PS 31-172
Heat islands, landscaping, and the thermal ecology of urban lizards
Tuesday, August 6, 2013
Exhibit Hall B, Minneapolis Convention Center
Jeffrey W. Ackley, School of Life Sciences, Arizona State University, Tempe, AZ
Jianguo Wu, School of Life Sciences&Global Institute of Sustainability, Arizona State University, Tempe, AZ
Michael J. Angilletta, School of Life Sciences, Arizona State University, Tempe, AZ
Dale Denardo, School of Life Sciences, Arizona State University, Tempe, AZ
Brian K. Sullivan, School of Mathematics and Natural Sciences, Arizona State University, Phoenix, AZ
Background/Question/Methods: Climate change is predicted to drive 40% of lizard populations extinct by 2080. This assertion that large-scale shifts in climate are relevant to small ectotherms which experience temperature on a near instantaneous sub-meter scale assumes that species will not adapt by dispersal or shifting their activity patterns. However, local adaptations may already be observable in Phoenix, AZ, where a heterogeneous urban heat island (UHI) averages +3
oC and can locally exceed +10
oC at night. Interestingly, Phoenix also has an urban oasis effect, where heavily irrigated mesic landscaping can be cooler than the native desert during the day. This potential UHI mitigation strategy was evaluated from the perspective of lizards using the CAP-LTER North Desert Village experiment. Thermally realistic lizard models with temperature data loggers were placed in a bare lot (control), and several treatments that represent the dominant landscaping styles in Phoenix.

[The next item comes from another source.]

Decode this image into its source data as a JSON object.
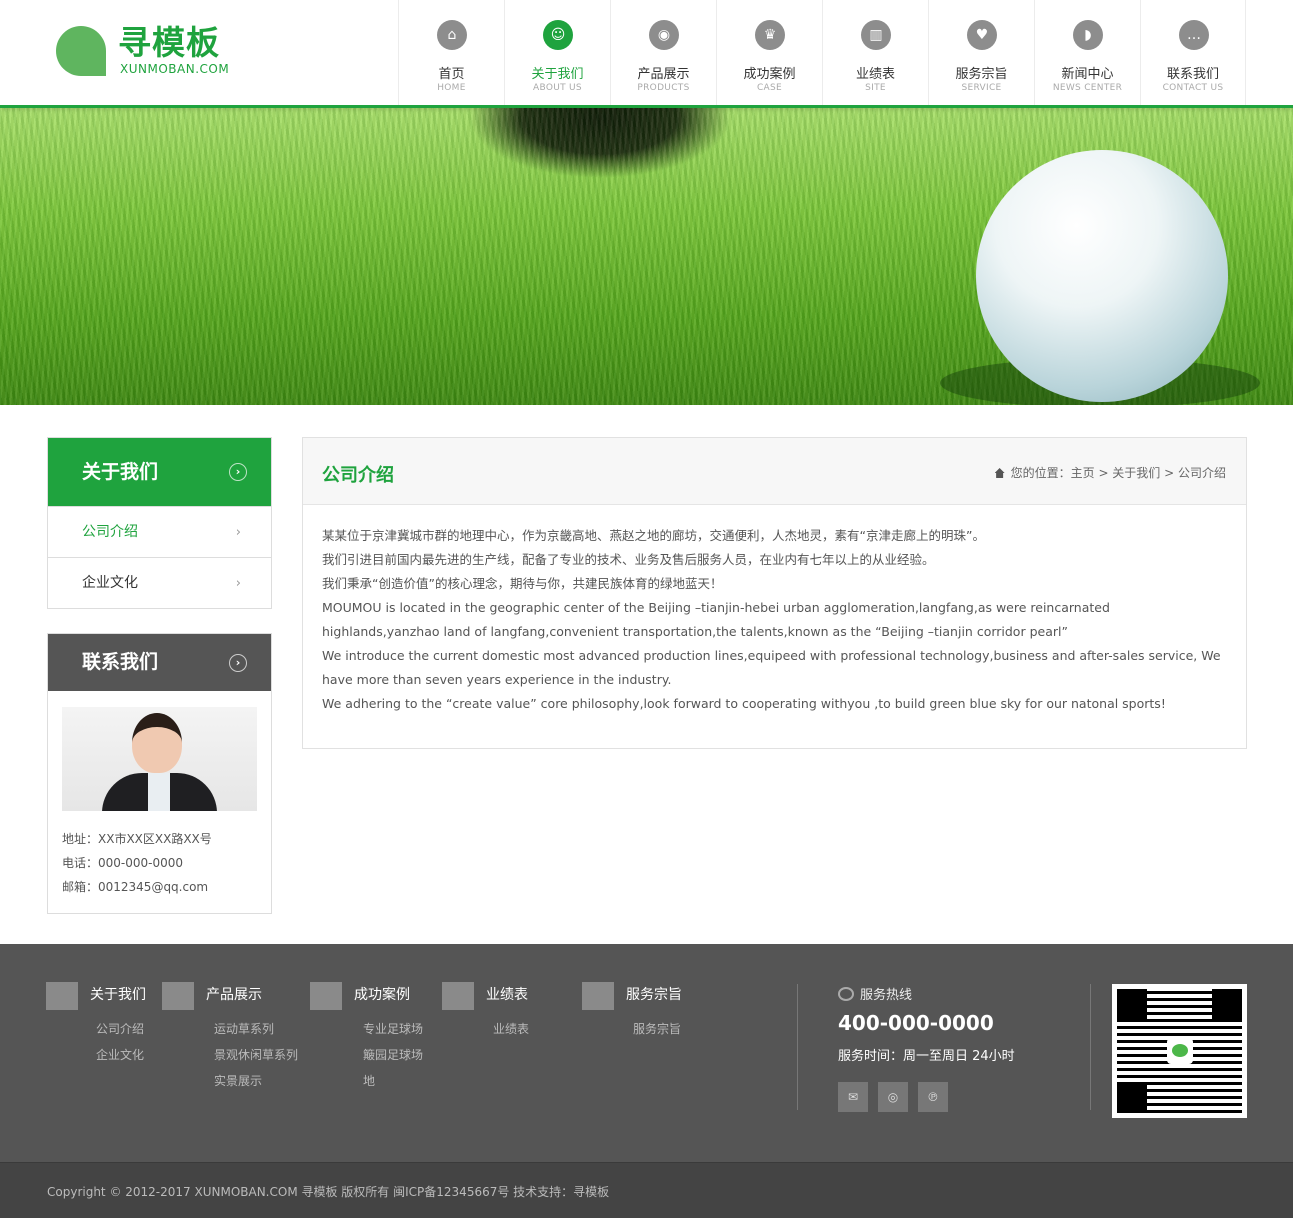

Results/Conclusions: In midsummer, potential lizard activity time was found to be almost non-existent in native and xeric plots, while the mesic plot allowed for continual activity during even the hottest days. Interestingly, underground temperatures in the mesic plot were actually too cold for proper egg development. A preliminary inspection of microhabitat characteristics revealed that shade explained the vast majority of variation in model temperatures. Distance to vegetation and relative humidity did not appear to influence model temperature, suggesting that artificial shade structures may also extend potential lizard activity time in summer.